Порко закатил глаза, упрятал руки в карманы, и они пошли пустыми дворами к остановке. Над ними светом загорались окна, мимо спешили редкие прохожие — в тепло своих квартир, объятья любимых, вынужденное или желанное одиночество. Порко не спешил, хотя Пик торопилась, изменяя своему привычному темпу.
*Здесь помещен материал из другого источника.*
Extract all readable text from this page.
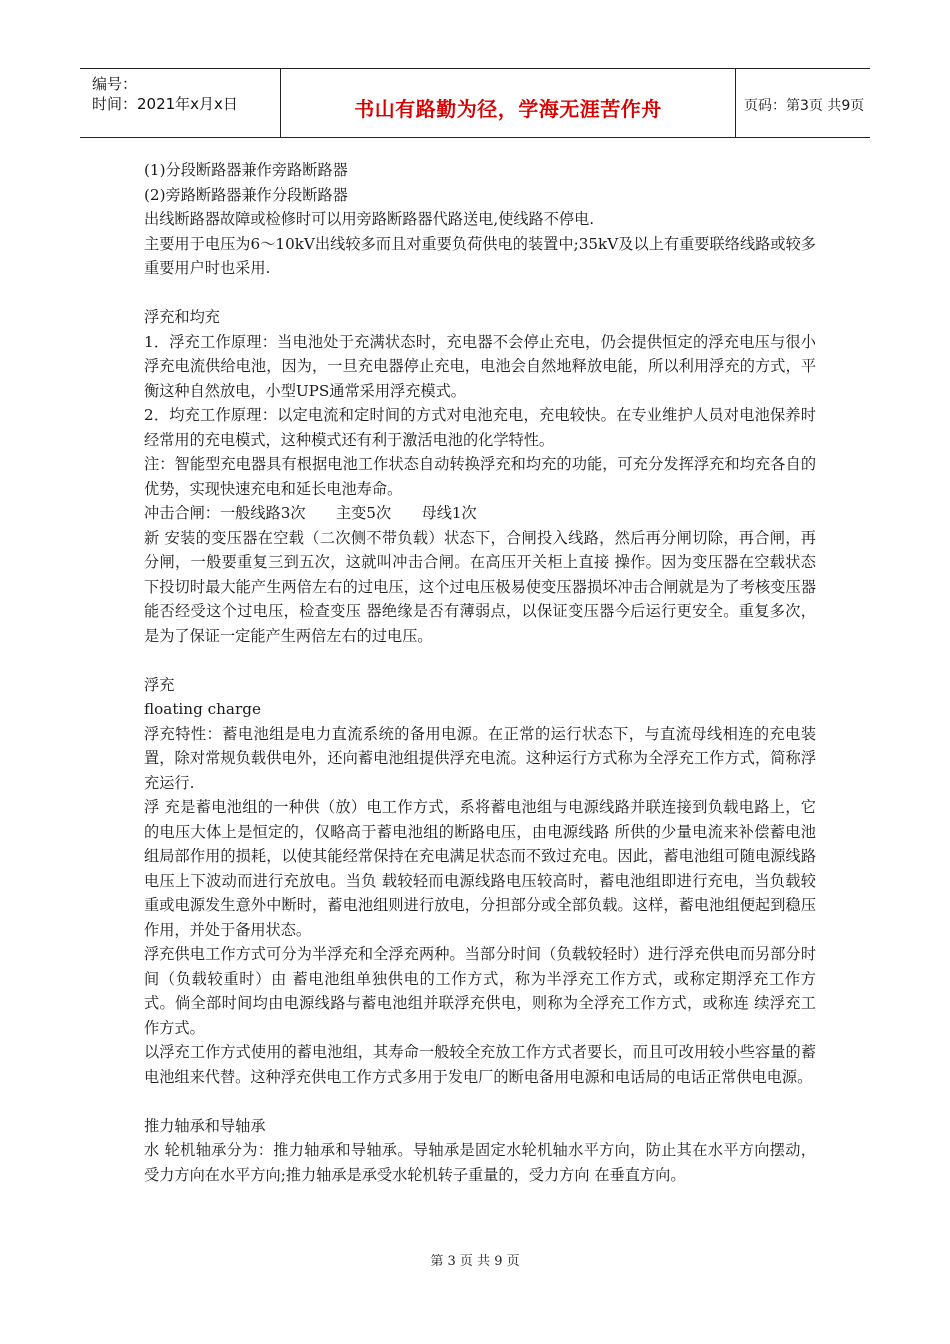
编号：
时间：2021年x月x日	书山有路勤为径，学海无涯苦作舟	页码：第3页 共9页

(1)分段断路器兼作旁路断路器

(2)旁路断路器兼作分段断路器

出线断路器故障或检修时可以用旁路断路器代路送电,使线路不停电.

主要用于电压为6～10kV出线较多而且对重要负荷供电的装置中;35kV及以上有重要联络线路或较多重要用户时也采用.

浮充和均充

1．浮充工作原理：当电池处于充满状态时，充电器不会停止充电，仍会提供恒定的浮充电压与很小浮充电流供给电池，因为，一旦充电器停止充电，电池会自然地释放电能，所以利用浮充的方式，平衡这种自然放电，小型UPS通常采用浮充模式。

2．均充工作原理：以定电流和定时间的方式对电池充电，充电较快。在专业维护人员对电池保养时经常用的充电模式，这种模式还有利于激活电池的化学特性。

注：智能型充电器具有根据电池工作状态自动转换浮充和均充的功能，可充分发挥浮充和均充各自的优势，实现快速充电和延长电池寿命。

冲击合闸：一般线路3次　　主变5次　　母线1次

新 安装的变压器在空载（二次侧不带负载）状态下，合闸投入线路，然后再分闸切除，再合闸，再分闸，一般要重复三到五次，这就叫冲击合闸。在高压开关柜上直接 操作。因为变压器在空载状态下投切时最大能产生两倍左右的过电压，这个过电压极易使变压器损坏冲击合闸就是为了考核变压器能否经受这个过电压，检查变压 器绝缘是否有薄弱点，以保证变压器今后运行更安全。重复多次，是为了保证一定能产生两倍左右的过电压。

浮充

floating charge

浮充特性：蓄电池组是电力直流系统的备用电源。在正常的运行状态下，与直流母线相连的充电装置，除对常规负载供电外，还向蓄电池组提供浮充电流。这种运行方式称为全浮充工作方式，简称浮充运行.

浮 充是蓄电池组的一种供（放）电工作方式，系将蓄电池组与电源线路并联连接到负载电路上，它的电压大体上是恒定的，仅略高于蓄电池组的断路电压，由电源线路 所供的少量电流来补偿蓄电池组局部作用的损耗，以使其能经常保持在充电满足状态而不致过充电。因此，蓄电池组可随电源线路电压上下波动而进行充放电。当负 载较轻而电源线路电压较高时，蓄电池组即进行充电，当负载较重或电源发生意外中断时，蓄电池组则进行放电，分担部分或全部负载。这样，蓄电池组便起到稳压 作用，并处于备用状态。

浮充供电工作方式可分为半浮充和全浮充两种。当部分时间（负载较轻时）进行浮充供电而另部分时间（负载较重时）由 蓄电池组单独供电的工作方式，称为半浮充工作方式，或称定期浮充工作方式。倘全部时间均由电源线路与蓄电池组并联浮充供电，则称为全浮充工作方式，或称连 续浮充工作方式。

以浮充工作方式使用的蓄电池组，其寿命一般较全充放工作方式者要长，而且可改用较小些容量的蓄电池组来代替。这种浮充供电工作方式多用于发电厂的断电备用电源和电话局的电话正常供电电源。

推力轴承和导轴承

水 轮机轴承分为：推力轴承和导轴承。导轴承是固定水轮机轴水平方向，防止其在水平方向摆动，受力方向在水平方向;推力轴承是承受水轮机转子重量的，受力方向 在垂直方向。

第 3 页 共 9 页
Он подумал: это чтобы его не морозить.
На светофоре остановились, но он шагнул было вперед, решил проскочить на мигающий зеленый, когда за руку его крепко схватили маленькой, сухой и теплой ладонью.
— Не успеем.
Он сделал сложное лицо, но руку не выпустил и уже на остановке притянул Пик ближе — греться.
Ехали молча. Наговорившиеся, слушали музыку из одних наушников. Эм Калинин пел «Солнце». Солнце жгло нутро. Пик, уютная в его большой куртке и своей невыразимой эстетике, положила голову ему на плечо, и ее жесткие волосы приятно щекотали открытую шею, и дорога была плавной, как в мороке, и тягучей, как мед.
И юность кричала, громко заявляя о себе расплескавшимися чувствами.
Они добрались быстро. У подъезда Пик вынырнула из рукавов, поправила пояс плащика, посмотрела, как она умела — открыто, искренне, и слова ее были весомыми, как чистая истина, такими, что захватывало дух.
— Ты мой герой, Покко.
И плевать было на ненавистную кличку. Улыбалась она, и вместе с ней улыбалась его душа, открытая, распахнувшаяся с весной и готовая к этому новому, чистому, светлому.
Она забралась ладонями под расстегнутую куртку, прижалась коротко, но ощутимо, давая еще раз вдохнуть запах своих непослушных волос, почувствовать щекотное тепло и отдачу.
И он готов был на все, чтобы осторожный прощальный поцелуй, целивший в щеку, но остановившийся в уголке губ, застыл там навсегда. И чтобы она оборачивалась к нему с такой улыбкой, как сейчас с лестницы, пока он не знал, что крикнуть вслед, — и завтра, и через год, и через всю жизнь.